The present does not seem to me to be an opportune time to enter
into the investigation of the cause of the acceleration of
natural motion(*), concerning which various philosophers have
produced various opinions, some of them reducing this to approach
to the center; others to the presence of successively less parts
of the medium remaining to be divided; and others to a certain
extrusion by the surrounding medium which, in rejoining itself
behind the moveable, goes pressing and continually pushing it
out. Such fantasies, and others like them, would have to be
examined and resolved, with little gain.
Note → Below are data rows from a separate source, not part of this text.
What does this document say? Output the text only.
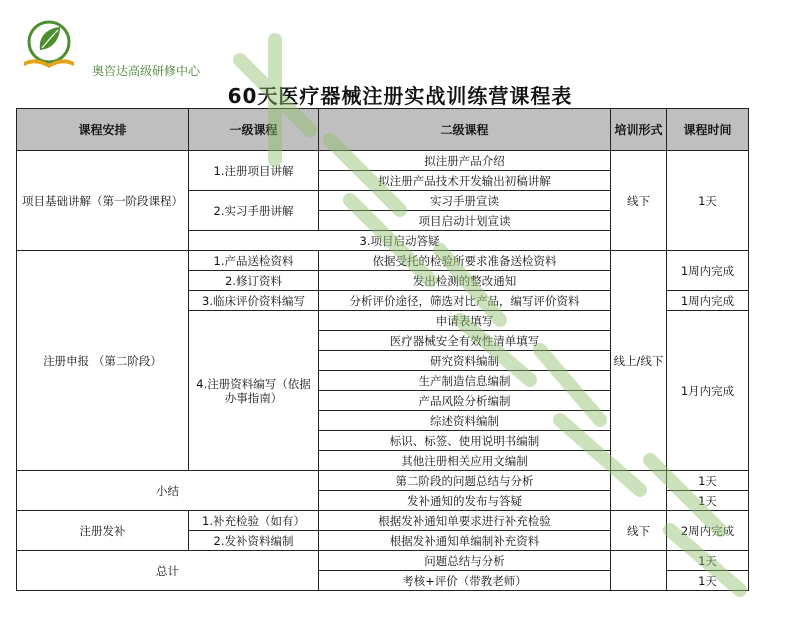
奥咨达高级研修中心
60天医疗器械注册实战训练营课程表
课程安排	一级课程	二级课程	培训形式	课程时间
项目基础讲解（第一阶段课程）	1.注册项目讲解	拟注册产品介绍	线下	1天
		拟注册产品技术开发输出初稿讲解		
	2.实习手册讲解	实习手册宣读		
		项目启动计划宣读		
	3.项目启动答疑			
注册申报 （第二阶段）	1.产品送检资料	依据受托的检验所要求准备送检资料	线上/线下	1周内完成
	2.修订资料	发出检测的整改通知		
	3.临床评价资料编写	分析评价途径，筛选对比产品，编写评价资料		1周内完成
	4.注册资料编写（依据办事指南）	申请表填写		1月内完成
		医疗器械安全有效性清单填写		
		研究资料编制		
		生产制造信息编制		
		产品风险分析编制		
		综述资料编制		
		标识、标签、使用说明书编制		
		其他注册相关应用文编制		
小结		第二阶段的问题总结与分析		1天
		发补通知的发布与答疑		1天
注册发补	1.补充检验（如有）	根据发补通知单要求进行补充检验	线下	2周内完成
	2.发补资料编制	根据发补通知单编制补充资料		
总计		问题总结与分析		1天
		考核+评价（带教老师）		1天
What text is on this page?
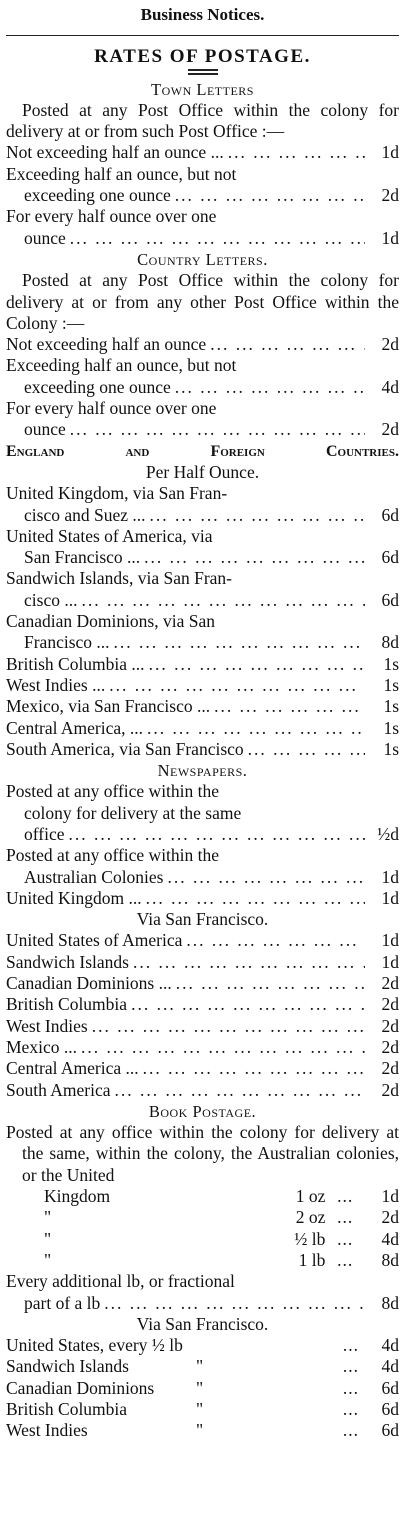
Business Notices.
RATES OF POSTAGE.
Town Letters
Posted at any Post Office within the colony for delivery at or from such Post Office :—
Not exceeding half an ounce ... ... .	1d
Exceeding half an ounce, but not
exceeding one ounce ... .	2d
For every half ounce over one
ounce ... .	1d
Country Letters.
Posted at any Post Office within the colony for delivery at or from any other Post Office within the Colony :—
Not exceeding half an ounce ... .	2d
Exceeding half an ounce, but not
exceeding one ounce ... .	4d
For every half ounce over one
ounce ... .	2d
England	and	Foreign	Countries.
Per Half Ounce.
United Kingdom, via San Fran-
cisco and Suez ... ... .	6d
United States of America, via
San Francisco ... ... .	6d
Sandwich Islands, via San Fran-
cisco ... ... .	6d
Canadian Dominions, via San
Francisco ... ... .	8d
British Columbia ... ... .	1s
West Indies ... ... .	1s
Mexico, via San Francisco ... ... .	1s
Central America, ... ... .	1s
South America, via San Francisco ... .	1s
Newspapers.
Posted at any office within the
colony for delivery at the same
office ... .	½d
Posted at any office within the
Australian Colonies ... .	1d
United Kingdom ... ... .	1d
Via San Francisco.
United States of America ... .	1d
Sandwich Islands ... .	1d
Canadian Dominions ... ... .	2d
British Columbia ... .	2d
West Indies ... .	2d
Mexico ... ... .	2d
Central America ... ... .	2d
South America ... .	2d
Book Postage.
Posted at any office within the colony for delivery at the same, within the colony, the Australian colonies, or the United
Kingdom	1 oz ...	1d
"	2 oz ...	2d
"	½ lb ...	4d
"	1 lb ...	8d
Every additional lb, or fractional
part of a lb ... .	8d
Via San Francisco.
United States, every ½ lb	...	4d
Sandwich Islands	"	...	4d
Canadian Dominions	"	...	6d
British Columbia	"	...	6d
West Indies	"	...	6d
For the present, it
suffices our Author that we understand him to want us to
investigate and demonstrate some attributes of a motion so
accelerated (whatever be the cause of its acceleration) that the
momenta of its speed go increasing, after its departure from rest,
in that simple ratio with which the continuation of time
increases, which is the same as to say that in equal times, equal
additions of speed are made.


*) Note: "natural motion" == free fall in a gravitational field.

=======================

If you don't recognize the passage, you can find the source easily
enough. Googling suffices.

And no, please don't tell me I'm making an appeal to authority. I am
not arguing the correctness of the passage based on who said it. The
ideas are important no matter who said them.

I will have more to say about these ideas tomorrow.